Смотрю на церковь, рядом с которой бегают и играют в снежки дети, смеясь и бросая их друг в друга. Рядом с ними стоят их родители, о чём-то живо болтая. Я бросаю взгляд на коробку с моим пожертвованием, затем снова на церковь. Это было глупой идеей. Но родители меня учили, если ты можешь помочь людям, то помоги, а не только думай об этом. Я поступила так, как мне говорили, но почему-то не чувствую, что поступаю сейчас правильно. После того, что случилось между Станом и Томáсом, не хочу, чтобы он решил, что я бегаю за ним или того хуже влюбилась, как глупая дурочка. Я не подвержена этому чувству. Я же труп. Практически труп, так что не могу испытывать никаких чувств к человеку. И это чертовски глупо. Сколько раз я уже назвала себя и свои поступки глупыми? Сотню того с момента, как решила ввязаться в эту затею.
Ладно. Я просто быстро отдам своё пожертвование и уйду, мне даже не придётся встречаться с пастором. Это будет безболезненно.

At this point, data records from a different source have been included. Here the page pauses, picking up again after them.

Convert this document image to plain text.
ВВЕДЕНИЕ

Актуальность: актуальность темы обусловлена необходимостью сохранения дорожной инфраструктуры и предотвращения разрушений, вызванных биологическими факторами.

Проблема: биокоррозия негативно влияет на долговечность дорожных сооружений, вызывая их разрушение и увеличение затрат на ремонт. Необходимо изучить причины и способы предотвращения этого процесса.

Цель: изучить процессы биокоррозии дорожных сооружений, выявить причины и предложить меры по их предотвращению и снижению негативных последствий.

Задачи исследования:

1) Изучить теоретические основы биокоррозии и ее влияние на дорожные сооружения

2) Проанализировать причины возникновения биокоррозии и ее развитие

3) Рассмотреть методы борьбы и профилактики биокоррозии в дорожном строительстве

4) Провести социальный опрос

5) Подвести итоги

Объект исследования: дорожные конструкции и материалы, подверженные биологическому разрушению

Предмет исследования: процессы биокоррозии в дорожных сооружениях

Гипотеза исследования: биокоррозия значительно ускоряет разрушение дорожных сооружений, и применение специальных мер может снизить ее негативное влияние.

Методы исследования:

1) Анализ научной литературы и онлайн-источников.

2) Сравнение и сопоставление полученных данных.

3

Выхожу из машины и достаю большую и тяжёлую коробку. Сделав глубокий вдох, я направляюсь к входу в церковь, и все люди, находящиеся на улице, со мной здороваются. Приходится им кивать и улыбаться в ответ. Боже, почему они все здесь? Им работать не надо? Ну или там смотреть телевизор или что-то ещё, к примеру, продолжать свой род в такой холод?
Оказавшись в церкви, в которой, кроме трёх прихожанок, уже практически нет людей, как и самого пастора я чувствую себя более уверенно. Нахожу глазами женщину, работающую здесь, и иду к ней.
— Добрый вечер. Простите, могу ли я поговорить с вами?
Пожилая женщина улыбается мне и кивает.
— Конечно, дитя моё.
— Отлично. Я принесла пожертвование, — произношу и ставлю коробку на одну из лавок.
— Ох, как это благородно с вашей стороны. Вы же Флорина, не так ли? Недавно приехали к нам?
— Да. Всё верно. В общем, я принесла это, купила в магазине. Вчера пастор помог мне, но я нечаянно разбила посуду. И я подумала, что это будет равное восполнение того, что я уничтожила, — открыв коробку, показываю новый сервиз.
— Какая красота, милая. Спасибо тебе, — женщина радостно обнимает меня, и я киваю ей.